Noora kişisi sizi Skam grubuna ekledi.
Magnusson kişisi sizi çıkardı.
Noora kişisi sizi Skam grubuna ekledi.
Magnusson kişisi sizi çıkardı.
Noora kişisi sizi Skam grubuna ekledi.
Eva: Kesin şunu. Uykum var benim. Bildirim sesleri rahatsız edici.
X: İnternetini kapat o zaman.
Eva: Kimsin bilmiyorum ama çok mantıklı konuşuyorsun.
Noora: Yılda bir yapar böyle şeyler.
Noora: Onun ismi Eskild ve bir de Linn var. Benim ev arkadaşlarım olur kendileri.
Noora: Linn'i pek görmezsin herhalde.
Magnusson: Eva altındaki şortu değiştir.
Eva: Yo.
Vilde: Eva daha evinde William. Bir saat sonra geleceğini söyledi.
Vilde: Ve sen yan odadasın.
Vilde: Sonuç olarak Eva'yı göremiyorsun.
Vilde: Şort giymiş mi giymemiş mi bilemezsin.
Magnusson: Hissediyorum ben.
Magnusson: Keşke en son makyaj malzemesinin üstüne gözünün önünde yumurta kırmasaydım.
Eva: Makyaj malzemesi alınır.
Eva: Peki en sevdiğim tişörtün üstüne kahve döktükten sonra yırtman?
Magnusson: Peşimde makasla dolaşıyor ve perçemimi kesmekle tehdit ediyordun beni.
Eva: Çünkü yorganıma çamaşır suyu dökmüş, odamın bir duvarının tamamını fıstık yeşiline boyamıştın. Üstüne üstlük bir de kırmızı boyayla "Eva salak." diye çocukça bir yazı eklemiştin.
Eva: Kaç yaşındasın sen? Beş mi?
Christina: Bunları okurken gülme krizine girmek...Mermer suratlıyı bunları yaparken düşünemiyorum.
Eva: William burnunu biraz çeker misin? Seni göremiyorum da.
Magnusson: Burnumla ne alıp veremediğin var? Bir daha bunu yaparsan seni öldüreceğim.
Eva: Bu tehditler eskidi artık yeni bir şeyler bul.

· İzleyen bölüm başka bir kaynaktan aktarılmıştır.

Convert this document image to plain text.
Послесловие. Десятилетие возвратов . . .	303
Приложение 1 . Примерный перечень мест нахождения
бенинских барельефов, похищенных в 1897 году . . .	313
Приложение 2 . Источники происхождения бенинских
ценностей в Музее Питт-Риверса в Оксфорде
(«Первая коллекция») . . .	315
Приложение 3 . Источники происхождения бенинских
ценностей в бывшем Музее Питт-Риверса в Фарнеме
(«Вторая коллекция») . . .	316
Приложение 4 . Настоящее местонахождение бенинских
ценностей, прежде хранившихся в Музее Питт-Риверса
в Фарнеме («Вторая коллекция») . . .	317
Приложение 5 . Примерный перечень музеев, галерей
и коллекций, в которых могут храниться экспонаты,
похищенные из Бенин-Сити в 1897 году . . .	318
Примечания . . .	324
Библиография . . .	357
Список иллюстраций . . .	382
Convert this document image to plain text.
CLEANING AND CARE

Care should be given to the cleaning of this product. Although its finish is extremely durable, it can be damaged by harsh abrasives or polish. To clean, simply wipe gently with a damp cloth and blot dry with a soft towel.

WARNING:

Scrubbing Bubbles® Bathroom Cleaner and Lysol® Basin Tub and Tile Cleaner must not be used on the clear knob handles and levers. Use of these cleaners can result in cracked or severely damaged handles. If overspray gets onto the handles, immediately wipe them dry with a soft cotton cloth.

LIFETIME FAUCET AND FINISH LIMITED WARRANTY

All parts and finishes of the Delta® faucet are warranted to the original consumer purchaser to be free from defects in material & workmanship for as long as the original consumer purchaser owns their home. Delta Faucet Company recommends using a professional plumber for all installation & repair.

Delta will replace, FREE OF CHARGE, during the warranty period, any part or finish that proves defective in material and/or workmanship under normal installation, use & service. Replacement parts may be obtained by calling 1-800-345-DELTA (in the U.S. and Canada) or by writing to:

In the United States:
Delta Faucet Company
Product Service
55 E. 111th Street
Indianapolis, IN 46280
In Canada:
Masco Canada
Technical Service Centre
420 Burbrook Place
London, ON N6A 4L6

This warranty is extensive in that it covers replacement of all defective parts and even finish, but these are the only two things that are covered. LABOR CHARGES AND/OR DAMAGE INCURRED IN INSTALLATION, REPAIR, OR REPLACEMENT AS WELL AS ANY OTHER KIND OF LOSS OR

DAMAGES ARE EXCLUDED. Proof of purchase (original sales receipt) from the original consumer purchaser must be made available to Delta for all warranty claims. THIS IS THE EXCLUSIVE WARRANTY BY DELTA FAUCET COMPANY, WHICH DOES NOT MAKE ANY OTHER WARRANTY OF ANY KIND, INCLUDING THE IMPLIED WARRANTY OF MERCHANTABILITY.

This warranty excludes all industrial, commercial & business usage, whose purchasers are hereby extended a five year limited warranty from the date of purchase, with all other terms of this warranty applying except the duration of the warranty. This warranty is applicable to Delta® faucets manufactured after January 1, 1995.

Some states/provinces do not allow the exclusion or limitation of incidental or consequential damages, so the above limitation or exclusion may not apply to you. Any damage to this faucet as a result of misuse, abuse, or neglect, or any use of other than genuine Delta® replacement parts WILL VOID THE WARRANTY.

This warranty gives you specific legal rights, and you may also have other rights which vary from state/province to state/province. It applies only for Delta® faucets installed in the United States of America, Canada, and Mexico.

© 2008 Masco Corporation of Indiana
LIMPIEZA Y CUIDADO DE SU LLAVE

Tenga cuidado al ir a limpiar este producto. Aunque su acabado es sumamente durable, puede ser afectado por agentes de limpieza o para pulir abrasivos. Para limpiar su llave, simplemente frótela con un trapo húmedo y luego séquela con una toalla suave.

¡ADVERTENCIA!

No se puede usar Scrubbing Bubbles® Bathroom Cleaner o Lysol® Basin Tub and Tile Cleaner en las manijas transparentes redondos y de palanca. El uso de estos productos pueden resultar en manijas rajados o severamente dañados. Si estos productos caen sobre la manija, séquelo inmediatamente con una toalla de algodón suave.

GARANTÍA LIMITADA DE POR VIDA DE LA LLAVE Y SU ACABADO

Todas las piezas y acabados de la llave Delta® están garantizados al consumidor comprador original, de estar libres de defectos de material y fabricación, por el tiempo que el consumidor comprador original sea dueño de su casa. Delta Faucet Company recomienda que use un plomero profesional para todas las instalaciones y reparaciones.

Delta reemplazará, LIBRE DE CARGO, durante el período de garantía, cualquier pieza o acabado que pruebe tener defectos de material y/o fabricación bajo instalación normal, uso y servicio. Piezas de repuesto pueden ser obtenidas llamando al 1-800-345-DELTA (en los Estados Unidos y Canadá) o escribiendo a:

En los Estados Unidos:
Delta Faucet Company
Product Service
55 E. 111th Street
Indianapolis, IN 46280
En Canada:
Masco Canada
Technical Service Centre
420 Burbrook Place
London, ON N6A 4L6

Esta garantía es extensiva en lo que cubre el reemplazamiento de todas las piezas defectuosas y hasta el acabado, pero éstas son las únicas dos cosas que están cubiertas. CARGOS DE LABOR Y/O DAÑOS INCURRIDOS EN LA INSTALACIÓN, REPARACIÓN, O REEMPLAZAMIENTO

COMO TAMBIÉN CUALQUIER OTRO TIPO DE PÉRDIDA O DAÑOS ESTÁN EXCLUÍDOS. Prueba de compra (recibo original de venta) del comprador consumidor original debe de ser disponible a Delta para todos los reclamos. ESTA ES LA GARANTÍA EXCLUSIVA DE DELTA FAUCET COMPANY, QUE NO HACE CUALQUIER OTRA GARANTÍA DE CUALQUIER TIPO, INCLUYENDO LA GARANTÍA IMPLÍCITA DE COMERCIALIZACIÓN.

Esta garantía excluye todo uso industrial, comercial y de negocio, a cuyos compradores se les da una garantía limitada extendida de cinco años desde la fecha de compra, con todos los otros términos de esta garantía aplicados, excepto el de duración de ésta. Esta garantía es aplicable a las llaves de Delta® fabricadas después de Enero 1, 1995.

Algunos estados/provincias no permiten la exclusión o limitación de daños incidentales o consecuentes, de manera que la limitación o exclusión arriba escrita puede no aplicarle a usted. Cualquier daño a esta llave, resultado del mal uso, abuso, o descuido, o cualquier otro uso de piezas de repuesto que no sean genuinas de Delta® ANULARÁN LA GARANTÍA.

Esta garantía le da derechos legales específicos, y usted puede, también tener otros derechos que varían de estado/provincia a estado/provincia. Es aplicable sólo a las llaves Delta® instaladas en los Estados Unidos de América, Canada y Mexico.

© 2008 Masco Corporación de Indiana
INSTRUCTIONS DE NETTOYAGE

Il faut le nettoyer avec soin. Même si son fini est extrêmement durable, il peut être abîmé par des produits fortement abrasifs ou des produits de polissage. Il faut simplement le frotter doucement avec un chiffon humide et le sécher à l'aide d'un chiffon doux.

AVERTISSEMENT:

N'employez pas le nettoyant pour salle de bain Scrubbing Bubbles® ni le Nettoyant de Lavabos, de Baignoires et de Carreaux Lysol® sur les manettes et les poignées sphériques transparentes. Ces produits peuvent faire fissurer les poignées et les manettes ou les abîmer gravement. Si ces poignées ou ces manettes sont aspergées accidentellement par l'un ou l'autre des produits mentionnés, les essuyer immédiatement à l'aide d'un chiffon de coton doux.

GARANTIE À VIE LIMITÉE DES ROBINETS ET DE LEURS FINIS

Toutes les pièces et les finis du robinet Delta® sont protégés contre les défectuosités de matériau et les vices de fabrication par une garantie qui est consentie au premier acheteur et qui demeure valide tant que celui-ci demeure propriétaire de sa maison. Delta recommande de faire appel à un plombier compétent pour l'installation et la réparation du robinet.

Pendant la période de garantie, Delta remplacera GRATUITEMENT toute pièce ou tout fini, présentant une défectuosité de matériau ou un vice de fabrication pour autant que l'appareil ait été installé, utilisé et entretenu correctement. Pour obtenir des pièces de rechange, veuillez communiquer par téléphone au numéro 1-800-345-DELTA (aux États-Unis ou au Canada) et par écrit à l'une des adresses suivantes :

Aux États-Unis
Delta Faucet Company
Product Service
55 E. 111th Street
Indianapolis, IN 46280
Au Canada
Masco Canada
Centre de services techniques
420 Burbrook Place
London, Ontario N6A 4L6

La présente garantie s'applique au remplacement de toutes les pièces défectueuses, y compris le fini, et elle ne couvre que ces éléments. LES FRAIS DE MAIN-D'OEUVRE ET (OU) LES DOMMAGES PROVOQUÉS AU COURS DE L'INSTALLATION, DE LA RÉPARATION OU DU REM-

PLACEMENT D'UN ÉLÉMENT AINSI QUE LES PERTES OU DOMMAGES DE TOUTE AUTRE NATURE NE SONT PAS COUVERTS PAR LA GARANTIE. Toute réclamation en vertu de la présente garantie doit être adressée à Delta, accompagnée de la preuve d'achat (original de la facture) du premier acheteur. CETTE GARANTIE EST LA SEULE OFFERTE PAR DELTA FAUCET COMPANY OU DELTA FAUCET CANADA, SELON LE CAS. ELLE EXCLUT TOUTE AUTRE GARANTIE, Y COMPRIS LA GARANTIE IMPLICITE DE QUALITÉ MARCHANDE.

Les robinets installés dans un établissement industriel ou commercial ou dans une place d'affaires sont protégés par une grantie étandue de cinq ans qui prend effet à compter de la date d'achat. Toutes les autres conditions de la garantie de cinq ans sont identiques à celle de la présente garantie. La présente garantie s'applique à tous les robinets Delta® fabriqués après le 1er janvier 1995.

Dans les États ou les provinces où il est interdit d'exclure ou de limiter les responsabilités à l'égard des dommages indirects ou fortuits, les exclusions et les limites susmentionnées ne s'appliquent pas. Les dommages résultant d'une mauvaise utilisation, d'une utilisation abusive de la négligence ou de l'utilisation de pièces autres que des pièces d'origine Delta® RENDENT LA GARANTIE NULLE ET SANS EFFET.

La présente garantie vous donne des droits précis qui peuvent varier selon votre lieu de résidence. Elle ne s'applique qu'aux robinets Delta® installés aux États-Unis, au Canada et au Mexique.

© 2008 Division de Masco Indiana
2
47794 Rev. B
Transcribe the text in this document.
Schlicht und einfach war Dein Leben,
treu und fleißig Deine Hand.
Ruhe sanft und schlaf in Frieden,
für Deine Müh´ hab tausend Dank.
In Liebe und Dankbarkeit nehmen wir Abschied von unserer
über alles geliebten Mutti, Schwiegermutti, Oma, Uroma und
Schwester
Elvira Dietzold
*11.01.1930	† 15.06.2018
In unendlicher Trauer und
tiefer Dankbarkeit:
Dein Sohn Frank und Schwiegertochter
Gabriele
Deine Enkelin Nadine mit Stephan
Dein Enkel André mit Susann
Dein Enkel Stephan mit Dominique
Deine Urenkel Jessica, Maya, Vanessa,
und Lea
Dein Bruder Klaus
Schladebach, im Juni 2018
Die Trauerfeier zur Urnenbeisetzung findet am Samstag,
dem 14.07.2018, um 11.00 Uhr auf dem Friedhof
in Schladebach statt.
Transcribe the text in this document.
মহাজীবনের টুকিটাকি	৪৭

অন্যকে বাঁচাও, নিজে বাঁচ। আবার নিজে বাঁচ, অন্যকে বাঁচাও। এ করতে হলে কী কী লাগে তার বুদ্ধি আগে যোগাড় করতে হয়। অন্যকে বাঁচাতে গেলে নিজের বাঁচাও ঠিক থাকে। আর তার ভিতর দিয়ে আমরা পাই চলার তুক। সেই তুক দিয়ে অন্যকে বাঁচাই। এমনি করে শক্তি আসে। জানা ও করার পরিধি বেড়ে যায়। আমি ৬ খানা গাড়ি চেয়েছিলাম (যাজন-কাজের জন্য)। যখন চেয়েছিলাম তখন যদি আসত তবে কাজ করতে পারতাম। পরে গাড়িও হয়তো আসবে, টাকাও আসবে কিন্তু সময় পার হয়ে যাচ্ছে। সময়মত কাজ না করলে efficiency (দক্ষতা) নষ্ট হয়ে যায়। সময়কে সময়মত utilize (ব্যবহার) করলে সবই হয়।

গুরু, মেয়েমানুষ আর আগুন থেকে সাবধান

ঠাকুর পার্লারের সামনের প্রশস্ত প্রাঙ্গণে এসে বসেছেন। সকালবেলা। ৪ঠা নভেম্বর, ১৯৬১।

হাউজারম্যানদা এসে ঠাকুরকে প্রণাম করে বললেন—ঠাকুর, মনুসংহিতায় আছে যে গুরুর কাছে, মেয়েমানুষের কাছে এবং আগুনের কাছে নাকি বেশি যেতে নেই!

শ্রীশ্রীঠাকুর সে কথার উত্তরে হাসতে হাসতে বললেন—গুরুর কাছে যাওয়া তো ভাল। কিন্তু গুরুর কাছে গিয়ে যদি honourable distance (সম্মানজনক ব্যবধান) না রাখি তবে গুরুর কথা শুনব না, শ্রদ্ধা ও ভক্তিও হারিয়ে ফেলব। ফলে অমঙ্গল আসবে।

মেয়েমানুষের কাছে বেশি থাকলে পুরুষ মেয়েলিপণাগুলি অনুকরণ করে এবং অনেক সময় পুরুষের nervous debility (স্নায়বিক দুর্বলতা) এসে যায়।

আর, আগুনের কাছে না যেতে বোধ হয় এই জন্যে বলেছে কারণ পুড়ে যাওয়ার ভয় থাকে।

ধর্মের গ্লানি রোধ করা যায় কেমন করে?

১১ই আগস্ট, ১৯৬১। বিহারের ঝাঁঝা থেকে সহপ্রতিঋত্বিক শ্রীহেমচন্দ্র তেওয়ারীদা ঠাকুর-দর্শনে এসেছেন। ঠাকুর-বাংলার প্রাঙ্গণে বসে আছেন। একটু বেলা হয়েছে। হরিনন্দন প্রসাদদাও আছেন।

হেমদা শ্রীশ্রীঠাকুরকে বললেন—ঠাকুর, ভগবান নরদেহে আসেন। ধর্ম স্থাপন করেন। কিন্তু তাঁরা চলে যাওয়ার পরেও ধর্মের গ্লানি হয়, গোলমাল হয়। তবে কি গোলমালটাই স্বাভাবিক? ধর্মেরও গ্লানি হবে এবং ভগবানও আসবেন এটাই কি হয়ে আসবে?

Magnusson: Yürek mi yedin kızım?
P-Chris: Tişörtüm sizin evde kalmış.
P-Chris: Almaya geleceğim.
Magnusson: Tişörtünü nasıl bizim evde unutabildin sevgili şerefsiz? Ne yaptın da unuttun? Sinirlendirme beni. Bak geliyorlar bana.
P-Chris: Senin tişörtlerinden birini giydim sevgili şizofren. Odandaki koltuğun üzerine koymuştum.
X: Bu nedir ya?
Sana: Toplumun kafalarını budadığı, aynı türden olduğumuza inanamadığım gereksiz insan topluluğu Isak.
Sana: Sen de buna dahilsin.
Isak: Hani en iyi arkadaşlardık biz?
P-Chris: Beş dakikaya oradayım Eva.
Eva: Yo.
Julian: Gece gece ne bu heyecan?
Magnusson: Geldi yine kafasında şişe kırdığımın çocuğu.
Julian: Yardım ettim alt tarafı kıza ne bu sinir?
P-Chris: Senin yardımını isteyen mi vardı?
Eva: Hiç bilmediğim bir evde hiç tanımadığım insanlarlarla birlikteydim. İnsanın yardıma ihtiyacı oluyor arada hani.
Eva: Teşekkürler Julian.
Julian: Her zaman.
William: Bittin oğlum sen. Aç kapıyı.
P-Chris: Sonuna kadar arkandayız William başkan.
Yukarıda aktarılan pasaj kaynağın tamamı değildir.